Interactive Elixir (1.6.1) - press Ctrl+C to exit (type h() ENTER for help)
iex(1)> :erlang.make_tuple(17_000_000, 0)
** (ArgumentError) argument error
    :erlang.make_tuple(17000000, 0)
iex(1)> :erlang.make_tuple(0xFFFFFF, 0)  
{0, 0, 0, 0, 0, 0, 0, 0, 0, 0, 0, 0, 0, 0, 0, 0, 0, 0, 0, 0, 0, 0, 0, 0, 0, 0,
 0, 0, 0, 0, 0, 0, 0, 0, 0, 0, 0, 0, 0, 0, 0, 0, 0, 0, 0, 0, 0, 0, 0, 0, ...}
iex(2)> :erlang.make_tuple(0xFFFFFF + 1, 0)
** (ArgumentError) argument error
    :erlang.make_tuple(16777216, 0)

and erl:

2> erlang:make_tuple(17000000, 0).
** exception error: bad argument
     in function  erlang:make_tuple/2
        called as erlang:make_tuple(17000000,0)
3> erlang:make_tuple(16#ffffff, 0).
{0,0,0,0,0,0,0,0,0,0,0,0,0,0,0,0,0,0,0,0,0,0,0,0,0,0,0,0,0,...}
4> erlang:make_tuple(16#ffffff + 1, 0).
** exception error: bad argument
     in function  erlang:make_tuple/2
        called as erlang:make_tuple(16777216,0)

Interesting! Perhaps erlang needs to update their docs here then:

http://erlang.org/doc/efficiency_guide/advanced.html#id71800

I filed an issue: https://bugs.erlang.org/browse/ERL-577

Isn’t it technically O(log(n))? IF you nest tuples it’s O(1) to get to a tuple, but then you may need to follow another pointer if it’s nested.

I think someone did the benchmark and maps w/ integer keys as positions wins out over :array these days.

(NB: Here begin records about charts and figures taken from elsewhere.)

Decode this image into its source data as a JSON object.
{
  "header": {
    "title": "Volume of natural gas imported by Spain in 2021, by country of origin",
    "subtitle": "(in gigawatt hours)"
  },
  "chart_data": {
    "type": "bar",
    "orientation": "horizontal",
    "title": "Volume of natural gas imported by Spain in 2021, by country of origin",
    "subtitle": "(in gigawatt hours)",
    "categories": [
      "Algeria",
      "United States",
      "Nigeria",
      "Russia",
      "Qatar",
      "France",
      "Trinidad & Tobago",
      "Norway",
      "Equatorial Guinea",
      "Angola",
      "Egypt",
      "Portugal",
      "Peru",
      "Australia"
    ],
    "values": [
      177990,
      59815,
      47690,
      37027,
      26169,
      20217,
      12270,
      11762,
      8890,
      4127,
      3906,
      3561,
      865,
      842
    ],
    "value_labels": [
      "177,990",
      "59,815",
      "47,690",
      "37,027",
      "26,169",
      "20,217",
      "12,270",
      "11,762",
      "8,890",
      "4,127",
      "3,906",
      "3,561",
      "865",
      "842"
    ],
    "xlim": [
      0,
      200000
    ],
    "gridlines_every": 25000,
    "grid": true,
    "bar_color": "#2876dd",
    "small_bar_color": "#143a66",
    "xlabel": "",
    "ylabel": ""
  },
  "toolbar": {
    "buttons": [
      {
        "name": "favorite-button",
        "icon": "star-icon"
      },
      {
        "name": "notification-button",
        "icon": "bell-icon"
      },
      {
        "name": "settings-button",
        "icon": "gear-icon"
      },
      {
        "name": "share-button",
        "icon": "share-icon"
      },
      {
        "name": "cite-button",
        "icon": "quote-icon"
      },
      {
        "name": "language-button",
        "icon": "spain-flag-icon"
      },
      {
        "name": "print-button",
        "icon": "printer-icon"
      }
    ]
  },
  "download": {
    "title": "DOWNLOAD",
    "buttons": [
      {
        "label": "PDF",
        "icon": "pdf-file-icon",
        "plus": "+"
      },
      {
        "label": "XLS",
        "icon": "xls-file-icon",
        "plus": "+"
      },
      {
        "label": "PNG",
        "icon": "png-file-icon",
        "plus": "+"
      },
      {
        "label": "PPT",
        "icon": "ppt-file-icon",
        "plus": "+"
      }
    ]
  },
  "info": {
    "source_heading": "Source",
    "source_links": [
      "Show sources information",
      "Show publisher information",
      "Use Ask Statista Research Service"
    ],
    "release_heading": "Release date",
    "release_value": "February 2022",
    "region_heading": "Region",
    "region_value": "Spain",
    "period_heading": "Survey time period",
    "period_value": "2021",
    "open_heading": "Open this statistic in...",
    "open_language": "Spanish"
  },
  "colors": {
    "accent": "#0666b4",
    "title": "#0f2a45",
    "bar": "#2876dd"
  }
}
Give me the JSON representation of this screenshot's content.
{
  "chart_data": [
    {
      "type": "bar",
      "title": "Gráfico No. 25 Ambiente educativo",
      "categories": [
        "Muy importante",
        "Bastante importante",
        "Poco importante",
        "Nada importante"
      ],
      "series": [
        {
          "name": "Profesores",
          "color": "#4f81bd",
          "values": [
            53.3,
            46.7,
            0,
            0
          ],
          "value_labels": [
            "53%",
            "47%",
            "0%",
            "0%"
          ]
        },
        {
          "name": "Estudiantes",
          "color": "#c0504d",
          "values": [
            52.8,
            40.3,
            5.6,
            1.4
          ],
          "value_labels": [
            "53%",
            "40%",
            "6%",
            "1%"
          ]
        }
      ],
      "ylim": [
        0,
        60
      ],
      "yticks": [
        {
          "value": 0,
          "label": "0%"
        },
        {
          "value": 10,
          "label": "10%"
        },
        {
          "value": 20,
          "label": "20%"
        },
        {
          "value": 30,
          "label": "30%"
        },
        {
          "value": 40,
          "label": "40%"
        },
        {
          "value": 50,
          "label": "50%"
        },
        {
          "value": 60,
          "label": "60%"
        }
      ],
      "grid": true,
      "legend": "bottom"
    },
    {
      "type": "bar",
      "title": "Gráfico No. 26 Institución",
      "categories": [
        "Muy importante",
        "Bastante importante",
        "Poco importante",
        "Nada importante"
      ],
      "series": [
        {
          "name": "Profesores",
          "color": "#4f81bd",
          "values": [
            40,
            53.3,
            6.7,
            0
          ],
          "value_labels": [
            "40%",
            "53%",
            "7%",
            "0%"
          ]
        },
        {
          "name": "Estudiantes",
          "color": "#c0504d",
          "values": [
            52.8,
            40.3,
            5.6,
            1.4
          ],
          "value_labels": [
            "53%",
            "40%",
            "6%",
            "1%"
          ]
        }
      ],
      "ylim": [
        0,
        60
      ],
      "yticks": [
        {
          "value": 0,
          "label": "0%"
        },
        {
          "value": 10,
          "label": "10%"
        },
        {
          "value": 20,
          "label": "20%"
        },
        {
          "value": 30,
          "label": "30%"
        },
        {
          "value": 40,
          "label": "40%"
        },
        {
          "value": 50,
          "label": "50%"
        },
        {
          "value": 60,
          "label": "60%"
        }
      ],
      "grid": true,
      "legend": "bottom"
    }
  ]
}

That would make a really whopping heap for that process. Don’t try and send it in a message. It would be better to keep it in an ETS table or a binary and not as local data to a process.

Yeah, it is. Technically. But here n is not the position of the element but rather the size of the array overall.

So accessing the first or the last or any other element will “take the same time”. This is different to a list, where accessing the first element is instant while the last one will take as long as it needs to traverse the list.

Its very similar to a prefix-tree where access times are bound to the length of the key and not the size of the collection.

/me has a feeling he’s missing something…

Wouldn’t this be easily and efficiently done by just keeping it as a binary and doing something like:

  def get_int(index, table) do
    index = index * 4 * 8
    <<_skip::integer-size(index), result::little-integer-size(32), _rest::binary>> = table
    result
  end

Awesome, thanks! I’m still pretty new to elixir and I felt there might be a binary pattern-matching way to do it but I wasn’t sure. I’m definitely going to see how performant that is compared to the other methods.